We used an ensemble method that took the average of three predictions made using tree-based methods, specifically: XGBoost, CatBoost, and LightGBM. All three of these are tree-based methods, which are great for handling tabular data with non-linear relationships. We also used cross validiation to train and test our model in order to reduce overfitting.

However, I think the most important part was the data cleaning stage. We probably spent 95% of the time on data cleaning, which involved working to understand the variables and reading literature on which variables affect crop yield in Bihar/India. As a result, we learned about different agircultural traditions in North Bihar vs. South Bihar (which is more agriculturally productive and employs the Ahar Pyne agricultural system, leveraging channels and retention ponds to manage water resources and adapt to Bihar's unpredictable weather). We also learned about the importance of the monsoon in Bihar agricultural cycles. Kharif crops, such as rice, are sown during the monsoon season from June to September and are watered by monsoon rainfall. These crops do well with high rain in Winter. Rabi crops, such as wheat, are sown in mid-November – preferably after the monsoon rains are over – and are watered by percolated rainfall. These crops are spoiled by high rain in winter. We also learned about nitrogen cycles, fertilizer application methods, and irrigation techniques.

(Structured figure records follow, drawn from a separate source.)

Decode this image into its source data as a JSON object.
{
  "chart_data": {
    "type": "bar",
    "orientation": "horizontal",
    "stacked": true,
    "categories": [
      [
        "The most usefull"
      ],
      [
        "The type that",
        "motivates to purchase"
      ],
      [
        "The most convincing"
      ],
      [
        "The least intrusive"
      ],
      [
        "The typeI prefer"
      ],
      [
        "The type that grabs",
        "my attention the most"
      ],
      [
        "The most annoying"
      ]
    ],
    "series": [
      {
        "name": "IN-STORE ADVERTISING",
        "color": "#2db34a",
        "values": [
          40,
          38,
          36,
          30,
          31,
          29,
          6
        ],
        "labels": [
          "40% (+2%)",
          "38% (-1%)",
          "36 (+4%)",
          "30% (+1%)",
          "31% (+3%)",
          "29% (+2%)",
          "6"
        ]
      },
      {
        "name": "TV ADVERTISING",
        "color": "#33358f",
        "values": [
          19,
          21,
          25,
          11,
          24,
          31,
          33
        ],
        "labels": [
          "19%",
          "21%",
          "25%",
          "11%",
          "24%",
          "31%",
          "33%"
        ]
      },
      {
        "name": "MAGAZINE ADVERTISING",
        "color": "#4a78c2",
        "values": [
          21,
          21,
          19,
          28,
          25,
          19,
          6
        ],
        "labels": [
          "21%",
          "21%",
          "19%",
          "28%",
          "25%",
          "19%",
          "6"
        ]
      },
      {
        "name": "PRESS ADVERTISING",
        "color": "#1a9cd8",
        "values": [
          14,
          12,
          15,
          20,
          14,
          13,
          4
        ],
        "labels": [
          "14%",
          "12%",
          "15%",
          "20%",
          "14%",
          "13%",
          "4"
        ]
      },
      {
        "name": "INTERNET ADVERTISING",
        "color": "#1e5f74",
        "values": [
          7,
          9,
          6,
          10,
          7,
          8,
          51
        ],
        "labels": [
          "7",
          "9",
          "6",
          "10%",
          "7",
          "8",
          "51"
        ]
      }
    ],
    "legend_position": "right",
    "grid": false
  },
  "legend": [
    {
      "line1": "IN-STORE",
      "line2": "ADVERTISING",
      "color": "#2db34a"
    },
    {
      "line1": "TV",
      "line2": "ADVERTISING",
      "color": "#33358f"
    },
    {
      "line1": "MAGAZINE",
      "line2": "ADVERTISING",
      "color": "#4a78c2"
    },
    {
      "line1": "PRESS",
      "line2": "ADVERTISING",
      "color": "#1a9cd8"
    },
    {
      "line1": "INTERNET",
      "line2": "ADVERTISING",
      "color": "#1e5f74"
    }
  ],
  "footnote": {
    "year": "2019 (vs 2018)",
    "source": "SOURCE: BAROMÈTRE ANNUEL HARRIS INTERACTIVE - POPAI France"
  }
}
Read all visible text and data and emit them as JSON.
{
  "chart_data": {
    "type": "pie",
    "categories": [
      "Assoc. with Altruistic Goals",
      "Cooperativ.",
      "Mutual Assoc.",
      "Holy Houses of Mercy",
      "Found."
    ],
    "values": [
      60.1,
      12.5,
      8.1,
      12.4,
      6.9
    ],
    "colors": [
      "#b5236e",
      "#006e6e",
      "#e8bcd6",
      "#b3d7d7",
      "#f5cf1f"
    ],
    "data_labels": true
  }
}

With all of this information, we had a pretty good idea that the region in which the crops was grown was important (North vs. South Bihar), as were the various dates on which key agricultural steps were taken, as were the fertilisation choices. We engineered our data to reflect this, and selected the top variables using recursive feature elimination with cross validation.

Overall, we only spent around 5% of the time building the actual model (and only started fine-tuning the model two days before the deadline). The trick is to understand the data and not overfit to the public test set.

4 Dec 2023, 11:38
Upvotes 5